Marokkos lange Tradition in puncto jüdischer Bevölkerung reicht bis zu den frühen Römern zurück. Bei der muslimischen Eroberung Spaniens fanden die Juden Schutz und leisteten ihren Beitrag zur andalusischen Kultur. „Bis zum Verlust der arabischen Unabhängigkeit hatten die Juden Bewegungsfreiheit im Islam“, erzählt Jean Lévy, praktizierender Arzt in Berlin und Sohn des Museumsgründers. „Zur jüdischen Tradition gehörte eine Pilgerreise nach Jerusalem; die Juden haben dort eine Weile gelebt und kehrten wieder zurück. Es gab in Jerusalem eine große marokkanische Gemeinde.“

Marokko habe zwei Gemeinden gekannt, die Toshabim – damit sind die lokalen Juden gemeint – und die Megorashim – die Zugewanderten. In Fès sprachen die Megorashim Andalusisch, dort habe es auch die erste Druckerei Marokkos gegeben. „Irgendwann haben beide Gemeinden fusioniert, aber der Kult ist sephardisch und die Sprache Arabisch.“

Bis zur Ankunft der Franzosen waren die Juden Händler, die bis Timbuktu reisten und so die Kommunikation mit verschiedenen Stämmen und Gebieten aufrechterhielten. Doch den Kolonialismus und die Öffnung für den Weltmarkt überlebte dieses System nicht. Die Industrialisierung nahm den Juden ihren Raum und ließ sie Anfang des 20. Jahrhunderts nach Palästina auswandern. „Aber viele kamen enttäuscht zurück“, sagt Lévy. Unter den Franzosen wurden jüdische Namen europäisiert und das Arabische verboten. Das führte zu einer kulturellen Entfremdung. Nach der Staatsgründung Israels wanderten ab 1951 jährlich 25 000 Juden aus. In der „Operation Yakhin“ wurden von 1961 bis 1965 mehr als 100 000 Juden nach Israel gebracht, ganze Dörfer umgesiedelt.

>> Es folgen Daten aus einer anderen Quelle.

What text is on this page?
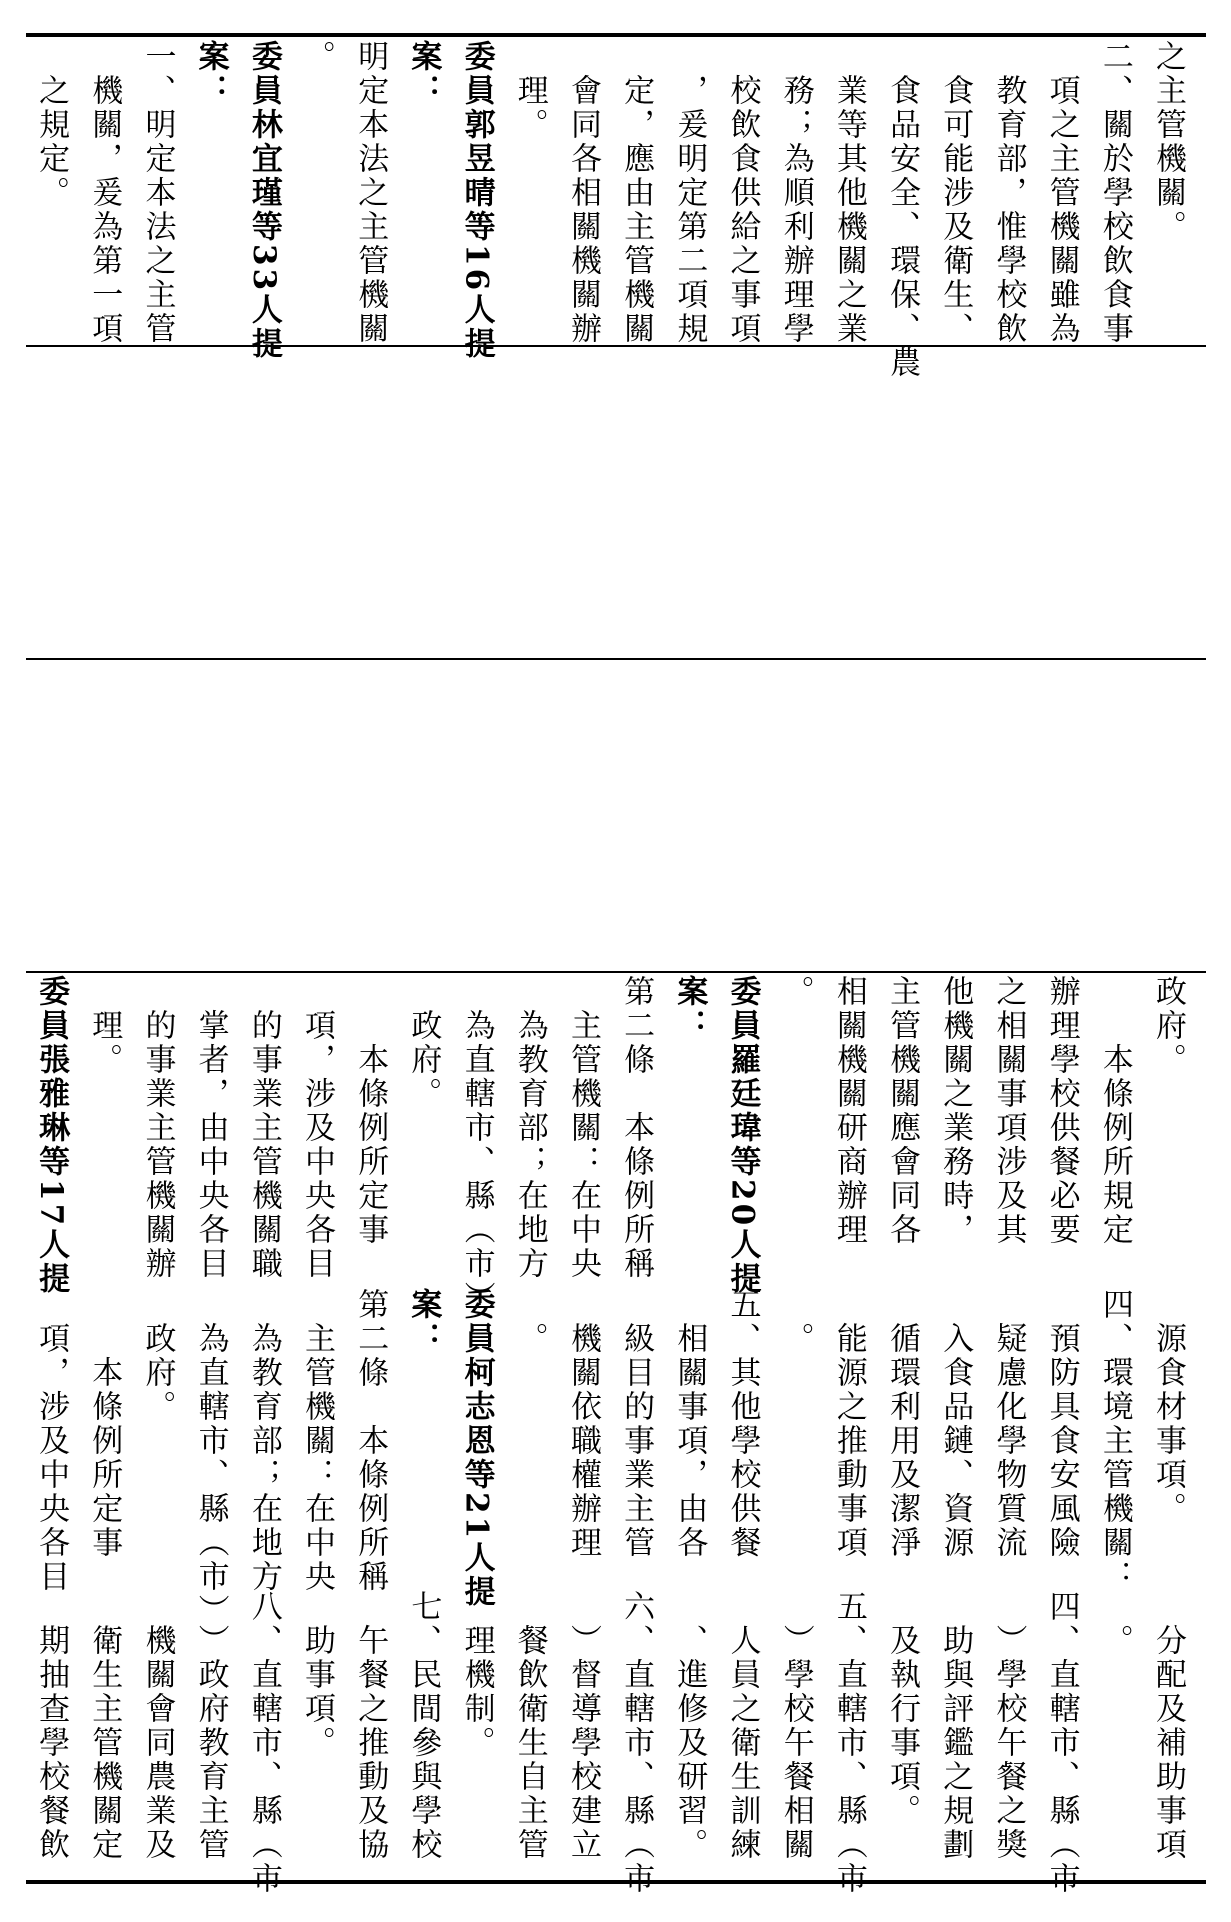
之主管機關。
二、關於學校飲食事
　項之主管機關雖為
　教育部，惟學校飲
　食可能涉及衛生、
　食品安全、環保、農
　業等其他機關之業
　務；為順利辦理學
　校飲食供給之事項
　，爰明定第二項規
　定，應由主管機關
　會同各相關機關辦
　理。
委員郭昱晴等16人提
案：
明定本法之主管機關
。
委員林宜瑾等33人提
案：
一、明定本法之主管
　機關，爰為第一項
　之規定。
政府。
　　本條例所規定
辦理學校供餐必要
之相關事項涉及其
他機關之業務時，
主管機關應會同各
相關機關研商辦理
。
委員羅廷瑋等20人提
案：
第二條　本條例所稱
　主管機關：在中央
　為教育部；在地方
　為直轄市、縣（市）
　政府。
　　本條例所定事
　項，涉及中央各目
　的事業主管機關職
　掌者，由中央各目
　的事業主管機關辦
　理。
委員張雅琳等17人提
　源食材事項。
四、環境主管機關：
　預防具食安風險
　疑慮化學物質流
　入食品鏈、資源
　循環利用及潔淨
　能源之推動事項
　。
五、其他學校供餐
　相關事項，由各
　級目的事業主管
　機關依職權辦理
　。
委員柯志恩等21人提
案：
第二條　本條例所稱
　主管機關：在中央
　為教育部；在地方
　為直轄市、縣（市）
　政府。
　　本條例所定事
　項，涉及中央各目
　分配及補助事項
　。
四、直轄市、縣（市
　）學校午餐之獎
　助與評鑑之規劃
　及執行事項。
五、直轄市、縣（市
　）學校午餐相關
　人員之衛生訓練
　、進修及研習。
六、直轄市、縣（市
　）督導學校建立
　餐飲衛生自主管
　理機制。
七、民間參與學校
　午餐之推動及協
　助事項。
八、直轄市、縣（市
　）政府教育主管
　機關會同農業及
　衛生主管機關定
　期抽查學校餐飲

Das jüdische Viertel Mellah von Marrakesch.
Das jüdische Viertel Mellah von Marrakesch.

© Abdel Mohsin el-Hassouni / picture alliance / dpa

„Jetzt erleben wir eine Renaissance“, erzählt Lévy. „Plötzlich fragen sich die Menschen: Wer sind wir? Wo sind die Juden, die gehören zu uns! Man spürt plötzlich den Verlust wie eine Amputation.“ Und das spiegelt sich auch in den Filmen, die nun in der Akademie gezeigt werden.